Mucho antes de que la orquesta comenzara a tocar, Vanessa había decidido que no se mantendría callada, subyugada e impresionada por su persona. Sin embargo, y al cabo de unos minutos, se hizo evidente que el vizconde no tenía intención de conversar con ella, aunque cualquier caballero que se preciara habría hecho el esfuerzo por educación. Saltaba a la vista que no era un caballero muy educado. Otro defecto que había descubierto en él sin conocerlo. Así que fue ella quien inició la conversación.

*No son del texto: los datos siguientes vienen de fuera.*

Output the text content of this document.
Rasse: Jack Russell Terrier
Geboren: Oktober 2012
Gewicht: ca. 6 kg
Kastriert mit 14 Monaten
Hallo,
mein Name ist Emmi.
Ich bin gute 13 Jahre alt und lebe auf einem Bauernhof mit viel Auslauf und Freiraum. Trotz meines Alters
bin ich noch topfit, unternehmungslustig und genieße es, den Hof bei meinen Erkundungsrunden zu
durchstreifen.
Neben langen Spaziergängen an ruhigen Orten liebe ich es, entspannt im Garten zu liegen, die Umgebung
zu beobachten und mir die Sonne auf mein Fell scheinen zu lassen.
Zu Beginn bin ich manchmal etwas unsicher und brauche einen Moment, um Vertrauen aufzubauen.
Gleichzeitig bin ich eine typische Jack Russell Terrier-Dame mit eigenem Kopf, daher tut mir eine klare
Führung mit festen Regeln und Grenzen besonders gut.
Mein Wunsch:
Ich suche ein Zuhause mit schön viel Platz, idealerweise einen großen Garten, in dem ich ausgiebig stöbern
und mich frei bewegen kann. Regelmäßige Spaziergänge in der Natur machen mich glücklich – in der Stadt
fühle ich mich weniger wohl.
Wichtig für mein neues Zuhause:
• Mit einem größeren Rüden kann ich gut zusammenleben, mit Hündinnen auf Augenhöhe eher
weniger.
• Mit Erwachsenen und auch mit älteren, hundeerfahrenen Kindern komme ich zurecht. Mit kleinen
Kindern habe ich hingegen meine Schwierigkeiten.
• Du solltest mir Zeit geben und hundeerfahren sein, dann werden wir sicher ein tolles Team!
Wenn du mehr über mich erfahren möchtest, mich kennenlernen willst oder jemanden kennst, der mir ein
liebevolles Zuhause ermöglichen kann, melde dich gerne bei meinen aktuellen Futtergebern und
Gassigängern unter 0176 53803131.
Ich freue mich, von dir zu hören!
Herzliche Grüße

Y acabaron bromeando el uno con el otro, ¡casi coqueteando! Tal vez, claudicó a regañadientes, el hombre tuviera algo bueno después de todo. ¡Por Dios! Nunca había coqueteado con un hombre. Y ningún hombre había coqueteado con ella.
No obstante, una sola pieza de baile con ella lo había asustado, de tal modo que no había invitado a ninguna otra dama. Se pasó el resto de la velada en la sala de juegos. Habría sido bastante humillante si le importase lo que ese hombre pensara de ella. Tal como estaban las cosas, su actitud solo había provocado la decepción de las mujeres que intentaron llamar su atención para que las invitara a bailar.